Two thousand sixteen was laden with uncertainty surrounding rates, growth, oil, the election, and Brexit. The S&P 500’s 15% drop in February proved to be temporary, as did the 10-Year Treasury Bond yield drop to 1.36% in July following Britain’s vote to leave the EU. As many times before, the market’s resilience carried it out of negative territory and onward to positive gains.

 

Oil also made a powerful comeback in 2016, rising from $26 a barrel in February to $53 a barrel at year-end. The rise in oil prices was a result of OPEC production cuts and an abundance of production coming from U.S. producers, helping lead the U.S. towards energy independence.

 

Equity markets pulled back at year-end as a gradual shift from equities to bonds took place, encouraged by the recent increase in bond yields, making fixed income attractive relative to a couple of months ago. A traditional rebalancing occurs at the end of each year, either shifting assets away from stocks to bonds or from bonds to stocks. This occurs as multi-billion dollar pension funds reallocate asset classes as expectations adjust.

 

A number of banking and financial industry regulations are in question as Trump is expected to repeal various rules and provisions that many believe have hindered lending and consumer credit expansion.
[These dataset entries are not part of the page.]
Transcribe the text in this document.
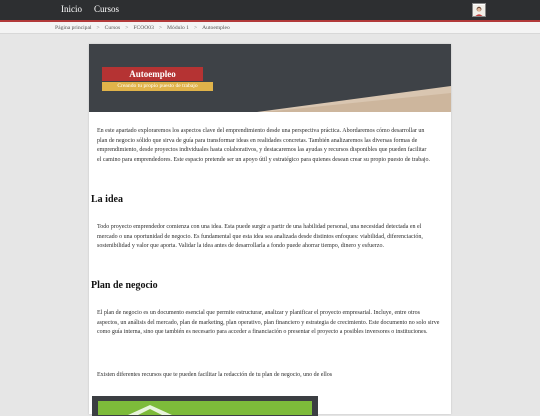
Inicio Cursos
Página principal > Cursos > FCOO03 > Módulo 1 > Autoempleo
Autoempleo
Creando tu propio puesto de trabajo
En este apartado exploraremos los aspectos clave del emprendimiento desde una perspectiva práctica. Abordaremos cómo desarrollar un plan de negocio sólido que sirva de guía para transformar ideas en realidades concretas. También analizaremos las diversas formas de emprendimiento, desde proyectos individuales hasta colaborativos, y destacaremos las ayudas y recursos disponibles que pueden facilitar el camino para emprendedores. Este espacio pretende ser un apoyo útil y estratégico para quienes desean crear su propio puesto de trabajo.
La idea
Todo proyecto emprendedor comienza con una idea. Esta puede surgir a partir de una habilidad personal, una necesidad detectada en el mercado o una oportunidad de negocio. Es fundamental que esta idea sea analizada desde distintos enfoques: viabilidad, diferenciación, sostenibilidad y valor que aporta. Validar la idea antes de desarrollarla a fondo puede ahorrar tiempo, dinero y esfuerzo.
Plan de negocio
El plan de negocio es un documento esencial que permite estructurar, analizar y planificar el proyecto empresarial. Incluye, entre otros aspectos, un análisis del mercado, plan de marketing, plan operativo, plan financiero y estrategia de crecimiento. Este documento no solo sirve como guía interna, sino que también es necesario para acceder a financiación o presentar el proyecto a posibles inversores o instituciones.
Existen diferentes recursos que te pueden facilitar la redacción de tu plan de negocio, uno de ellos
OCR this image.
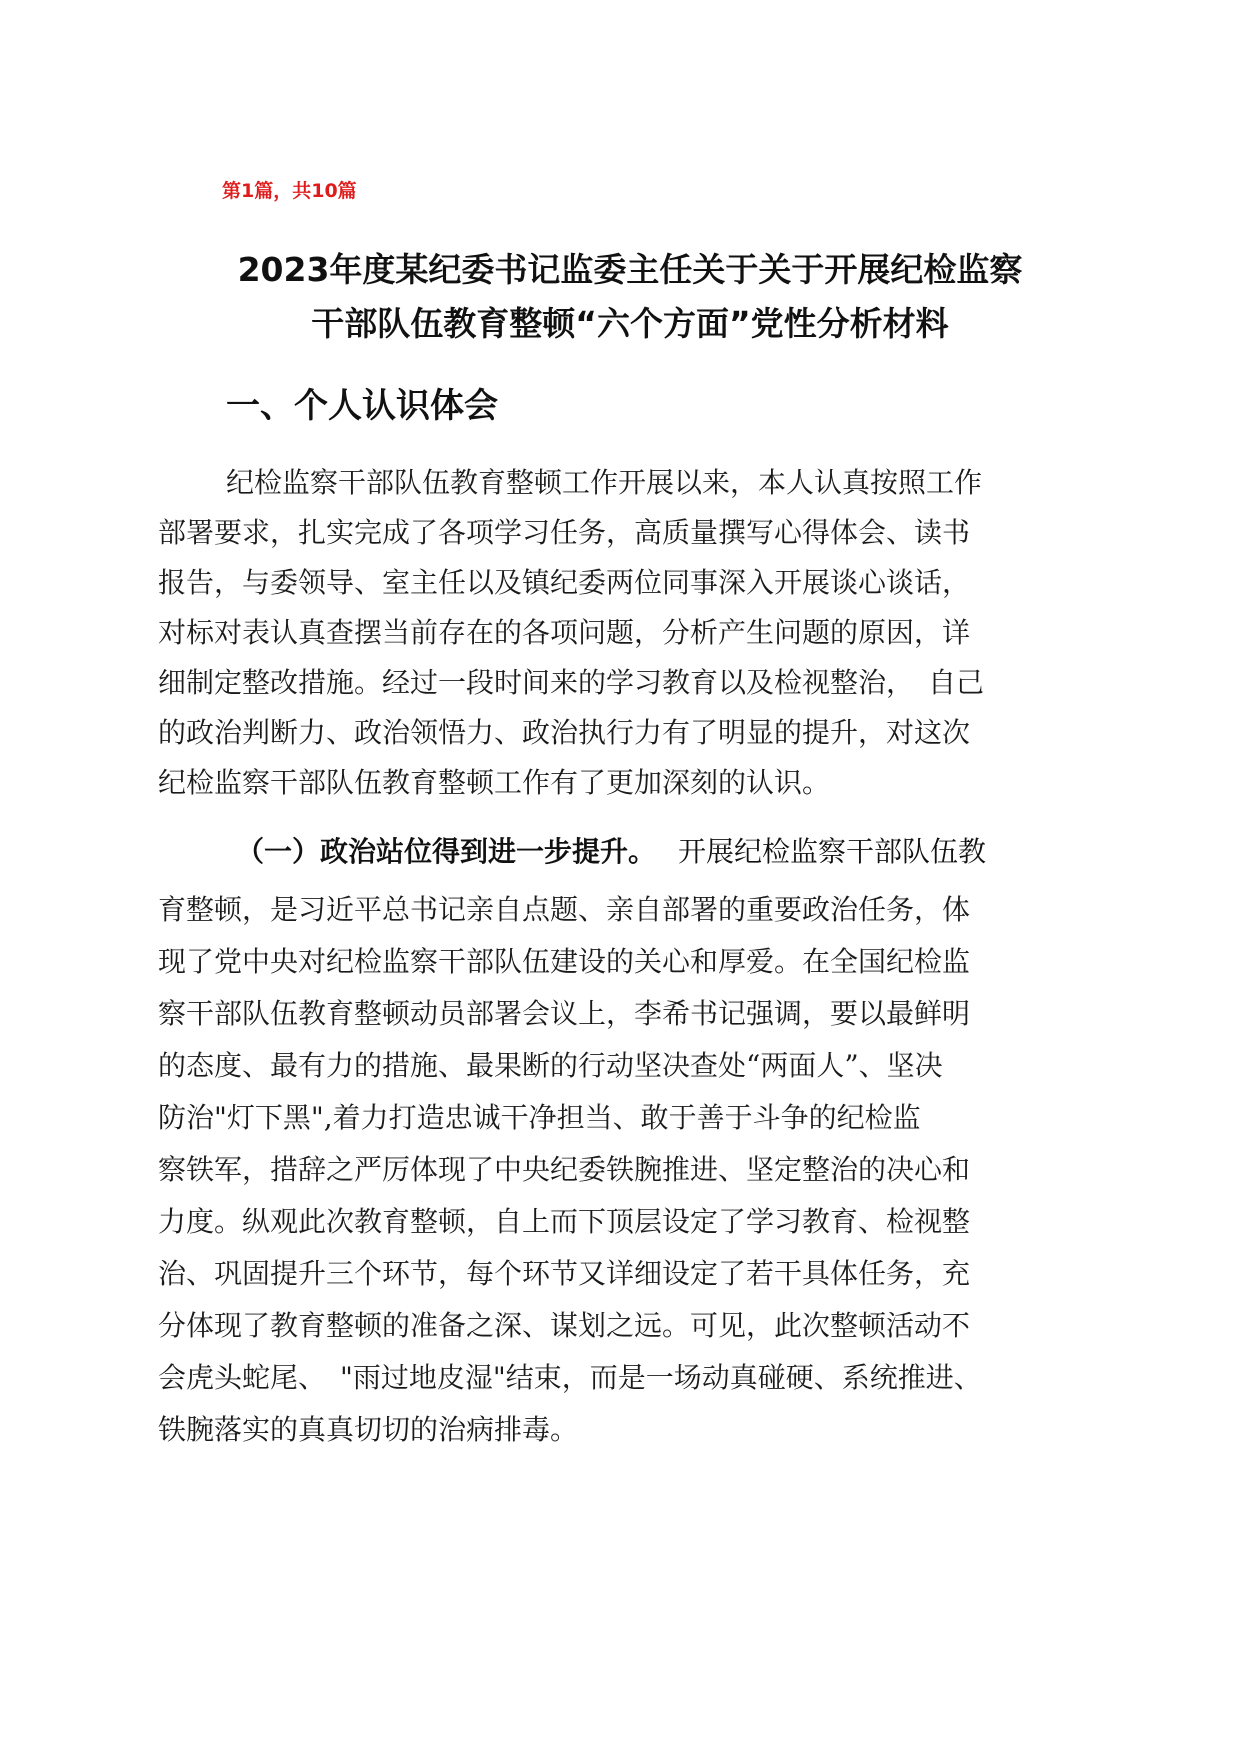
第1篇，共10篇
2023年度某纪委书记监委主任关于关于开展纪检监察
干部队伍教育整顿“六个方面”党性分析材料
一、个人认识体会
纪检监察干部队伍教育整顿工作开展以来，本人认真按照工作
部署要求，扎实完成了各项学习任务，高质量撰写心得体会、读书
报告，与委领导、室主任以及镇纪委两位同事深入开展谈心谈话，
对标对表认真查摆当前存在的各项问题，分析产生问题的原因，详
细制定整改措施。经过一段时间来的学习教育以及检视整治，　自己
的政治判断力、政治领悟力、政治执行力有了明显的提升，对这次
纪检监察干部队伍教育整顿工作有了更加深刻的认识。
（一）政治站位得到进一步提升。 开展纪检监察干部队伍教
育整顿，是习近平总书记亲自点题、亲自部署的重要政治任务，体
现了党中央对纪检监察干部队伍建设的关心和厚爱。在全国纪检监
察干部队伍教育整顿动员部署会议上，李希书记强调，要以最鲜明
的态度、最有力的措施、最果断的行动坚决查处“两面人”、坚决
防治"灯下黑",着力打造忠诚干净担当、敢于善于斗争的纪检监
察铁军，措辞之严厉体现了中央纪委铁腕推进、坚定整治的决心和
力度。纵观此次教育整顿，自上而下顶层设定了学习教育、检视整
治、巩固提升三个环节，每个环节又详细设定了若干具体任务，充
分体现了教育整顿的准备之深、谋划之远。可见，此次整顿活动不
会虎头蛇尾、　"雨过地皮湿"结束，而是一场动真碰硬、系统推进、
铁腕落实的真真切切的治病排毒。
Trump will have the ability to repeal numerous rules and regulations almost immediately under the Congressional Review Act (CRA). The possibility of political hurdles and non-approvals for some of Trump’s appointments may cause uncertainty leading to volatility in the markets.

 

Two well regarded barometers of consumer confidence rose in December to higher levels. The University of Michigan’s preliminary consumer confidence index rose to 98 and the Conference Board’s Consumer Confidence Index rose to 113.7. Sentiment among U.S. consumers is critical to the health of economic growth as greater spending evolves from growing confidence.